Wednesday, November 24, 2010

Non-verbal blog. At night, the other me emerges.




From this horrible witch's brew of the id at night-- comes the calm and collected speaker?
... I have not been asked to speak anywhere for some weeks.

You don't suppose they found out? :)

12 comments:

benjibopper said...

Funny I just had a reading cancelled and got all insecure about: maybe it was me? Still don't know for sure, but they say it's just postponed.

benjibopper said...
This comment has been removed by the author.
ivan@creativewriting.ca said...

Chris,

Very likely postponed. I found at one of your readings that I attended the warmest, most gemutlich place in Toronto at the time.
You got charm,you got talent and you got class.

As for me, I don't know what it is.
I think I ain't got no class.
At one speech, I made the mistake, I think, of using the H-word to describe my W.W.II experiences.
May have put the audience in a down mood.
This time around, I was invited to only be part of the audience. "You can speak if you wish."
Who me?
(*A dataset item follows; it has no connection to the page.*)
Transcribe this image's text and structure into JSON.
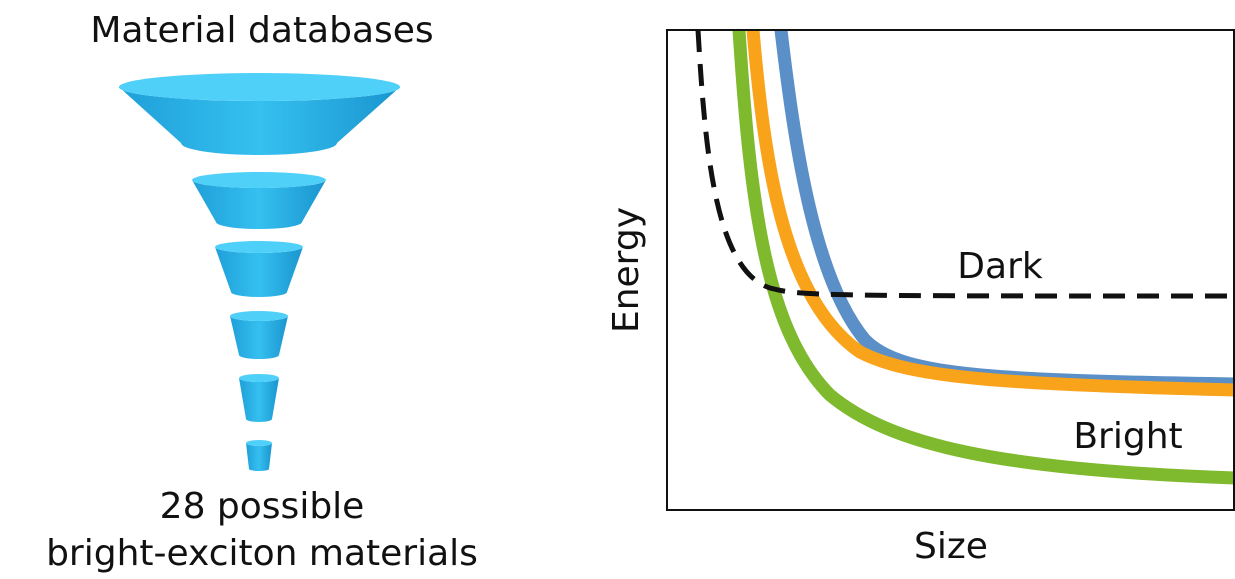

God's chosen to "speak if I wish?"
Outrage.
Do they not know who I am?
Are they blind, lazy or just stupid? :)
I had half a mind to take off my shirt at my next reading.
I have a picture of the Stars and Stripes tattoed on my chest. Along my back, a fox hunt is in full progress.
With the hounds in hot pursuit, the fox starts to disappear into my major aperture.
Can you top this, next poetry reader?
Outraged ego.

Felt like then doing a Blind Melon Chitlin, out of Cheech and Chong!

Like Socrates.

I quote that old adept out of context:

"I will now offer a cock to the god Asclepius!"

"Speak if you want to?"

Do they not understand?

I am god, lightning will strike them!

Sodomize the MC!

(Hm. Maybe that's why). :)

JR's Thumbprints said...

Ivan, I'm sure you're much more entertaining than I. All you need is for someone like me to go first, that way you'll look like a mighty frickin' genious -- that is, if they don't think I'm your son.

ivan@creativewritng.ca said...

They might indeed think you are my son, Jim.

You look exactly like me, though 25 years younger! How do we explain that? :)

Mona said...

JR is a doppelganger??

Maybe they got cold feet!

ivan@creativerwiting.ca said...

Mona,

JR is my doppelganger, and I am Otto Rank.
Rank indeed!

(I think it was Otto Rank who wrote about the first Doppelganger):)

ivan@creativewriting.ca said...

Mona,

Possibly cold feet.

At the end of my speech, the MC seemed sort of, uh, stunned.

--Or maybe he couldn't believe what he was hearing...:)

Charles Gramlich said...

Looks like you know how to handle a mic there. At least you're not holding it backward! :)

ivan@creativewriting.ca said...

Charles,

Reminds me of a second-hand, backard-facing "Newfie pistol", for sale and "used only once."

benjibopper said...

Thanks Ivan, I'm sure you're right about the postponed.

But in your case, you didn't take knock 'em dead literally did you?

ivan@creativewriting.ca said...

Benji,

Throughout the speech, there was the occasional "Hey, Hey!"